Among other things, she says, the complex will want to be ready to offer amenities to the friends and families of those 600 people on Virgin’s space tourist list. A visitor’s center is projected for completion sometime in late summer 2014. Anderson says a conservative estimate projects 200,000 visitors a year, including many from outside the United States. Visitors already come anyway, including monthly media tours featuring news outlets from Taiwan, South America and Sweden, among others.
“We’re owned by the State of New Mexico, and took state bond money, but my charter is to be totally self-supporting,” says Anderson. “I don’t know how fast commercial space is going to mature, to the point of point-to-point travel. I know from my military experience that space travel is very hard. My goal is to be self-supporting and make enough money to roll back in to keep the spaceport maintained, and make the experience current and vibrant.”
Anderson wasn’t in her current post when the site was picked, but says the primary reason was its positioning on the backside of the missile range, where airspace is already restricted and there are thousands of acres of land.

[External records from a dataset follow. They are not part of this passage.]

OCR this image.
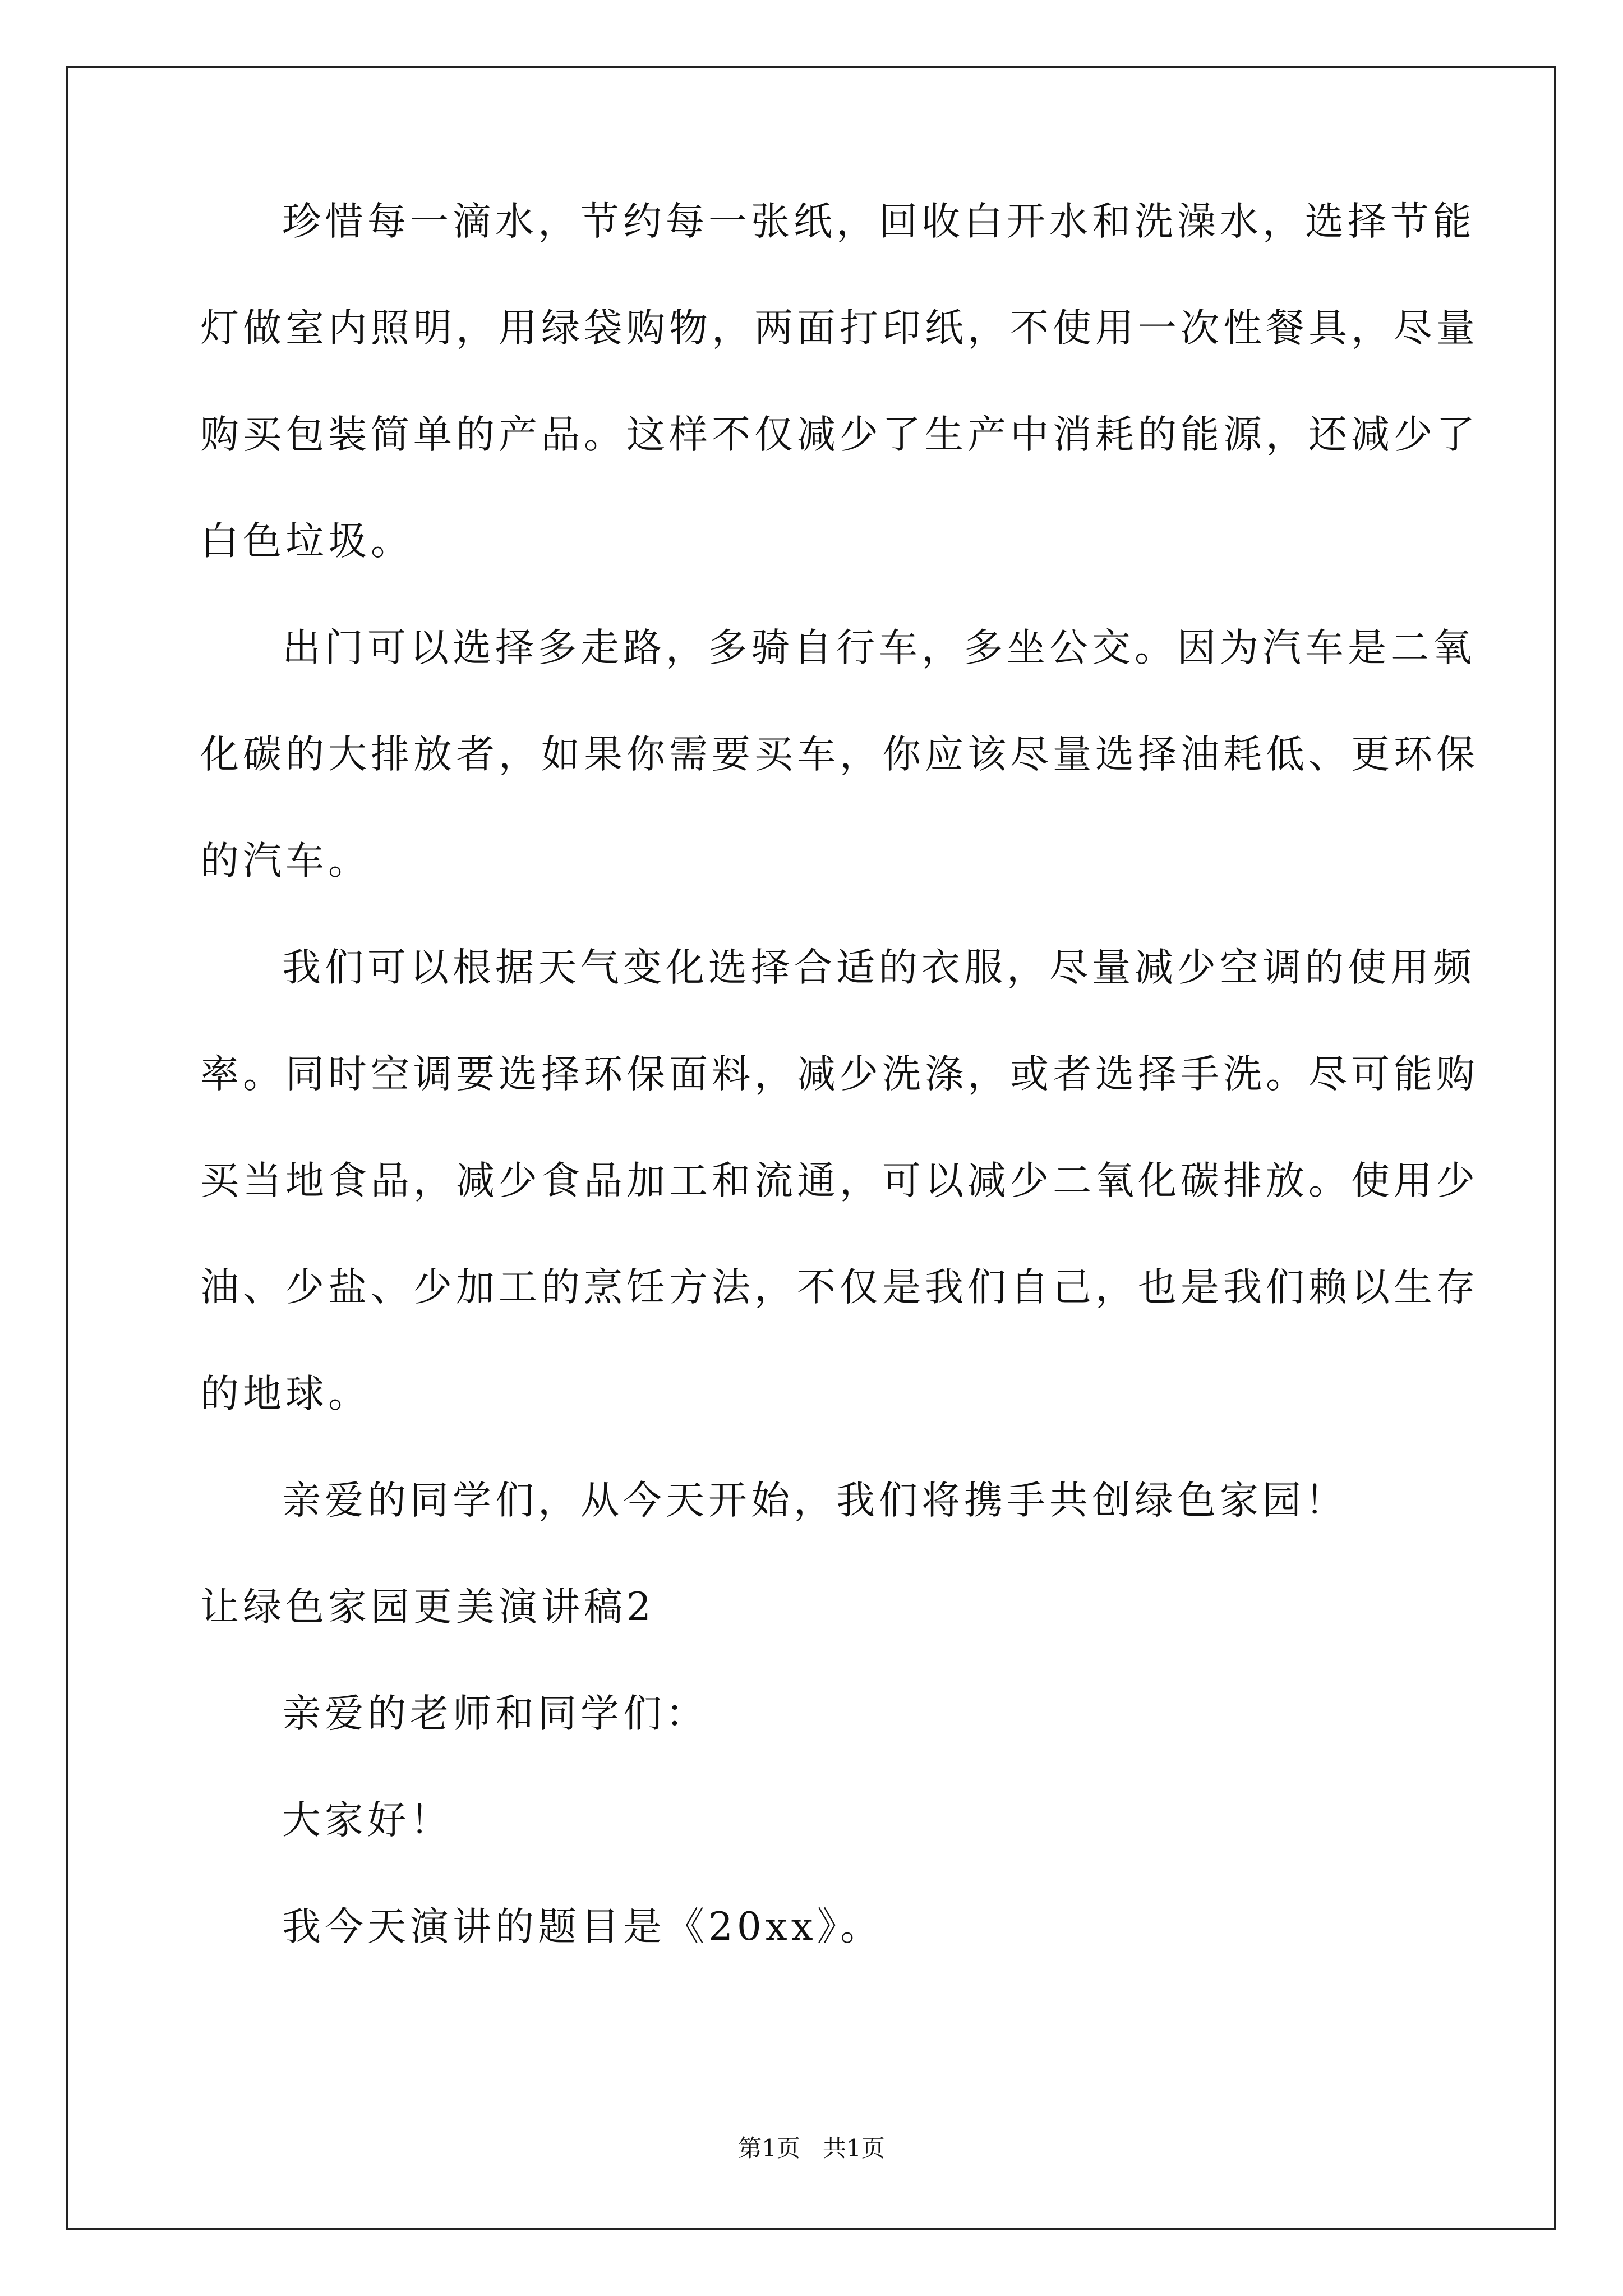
珍惜每一滴水，节约每一张纸，回收白开水和洗澡水，选择节能
灯做室内照明，用绿袋购物，两面打印纸，不使用一次性餐具，尽量
购买包装简单的产品。这样不仅减少了生产中消耗的能源，还减少了
白色垃圾。
出门可以选择多走路，多骑自行车，多坐公交。因为汽车是二氧
化碳的大排放者，如果你需要买车，你应该尽量选择油耗低、更环保
的汽车。
我们可以根据天气变化选择合适的衣服，尽量减少空调的使用频
率。同时空调要选择环保面料，减少洗涤，或者选择手洗。尽可能购
买当地食品，减少食品加工和流通，可以减少二氧化碳排放。使用少
油、少盐、少加工的烹饪方法，不仅是我们自己，也是我们赖以生存
的地球。
亲爱的同学们，从今天开始，我们将携手共创绿色家园！
让绿色家园更美演讲稿2
亲爱的老师和同学们：
大家好！
我今天演讲的题目是《20xx》。
第1页 共1页
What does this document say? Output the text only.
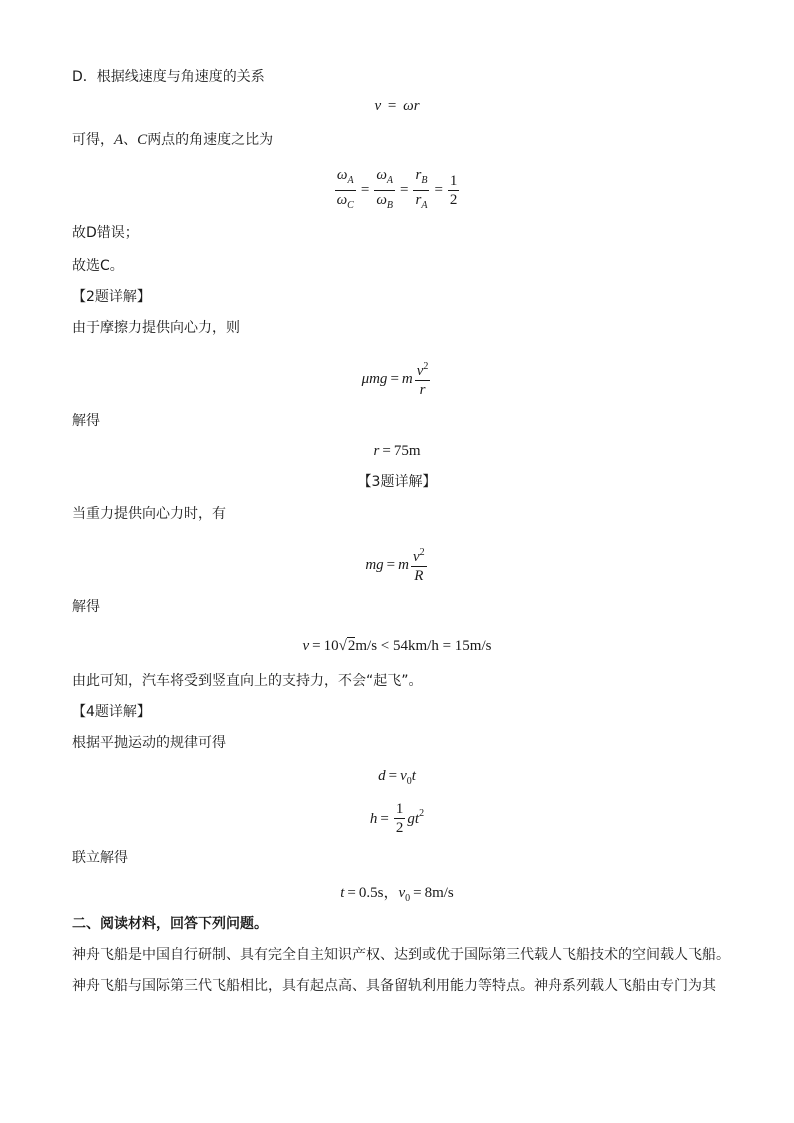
D．根据线速度与角速度的关系
v = ωr
可得，A、C两点的角速度之比为
$\frac{\omega_A}{\omega_C} = \frac{\omega_A}{\omega_B} = \frac{r_B}{r_A} = \frac{1}{2}$
故D错误；
故选C。
【2题详解】
由于摩擦力提供向心力，则
μmg = m $\frac{v^2}{r}$
解得
r = 75m
【3题详解】
当重力提供向心力时，有
mg = m $\frac{v^2}{R}$
解得
v = 10√2m/s < 54km/h = 15m/s
由此可知，汽车将受到竖直向上的支持力，不会“起飞”。
【4题详解】
根据平抛运动的规律可得
$d = v_0t$
$h = \frac{1}{2} gt^2$
联立解得
t = 0.5s，$v_0 = 8m/s$
二、阅读材料，回答下列问题。
神舟飞船是中国自行研制、具有完全自主知识产权、达到或优于国际第三代载人飞船技术的空间载人飞船。
神舟飞船与国际第三代飞船相比，具有起点高、具备留轨利用能力等特点。神舟系列载人飞船由专门为其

“To be an inland space port, you needed that,” she says, pointing out that others are on oceans. “It is very unique space. There are only two restricted airspaces that large, and the other one is in D.C.”
Anderson says it’s an interesting juxtaposition of the Wild West frontier and the new frontier beyond the clouds, with two cattle ranches on site and a Ted Turner buffalo ranch just to the north. There are layers of history too, with 21 NEPA-identified archaeological sites on the property, and parts of the El Camino Real winding in and out. The railroad came through in the 1880s, and now BNSF operates a line just outside NMSA property.
Anderson says all but $20 million of NMSA’s allotted total of $213 million is spent or encumbered on contracts involving the 12,000-by-200-ft. runway (or “spaceway”), the dome-shaped spaceport operations center and other fitting-out obligations. Meanwhile, the launches and payloads continue to come and go: Celestus has carried human remains into space and safely returned them to be re-interred. And student and scientific payloads continue to line up.
Anderson equates this period to the pioneer period of air travel.
“When you’re making history, people don’t appreciate it,” she says. “But 50 years from now, people may look back and say it’s like Orville and Wilbur Wright.”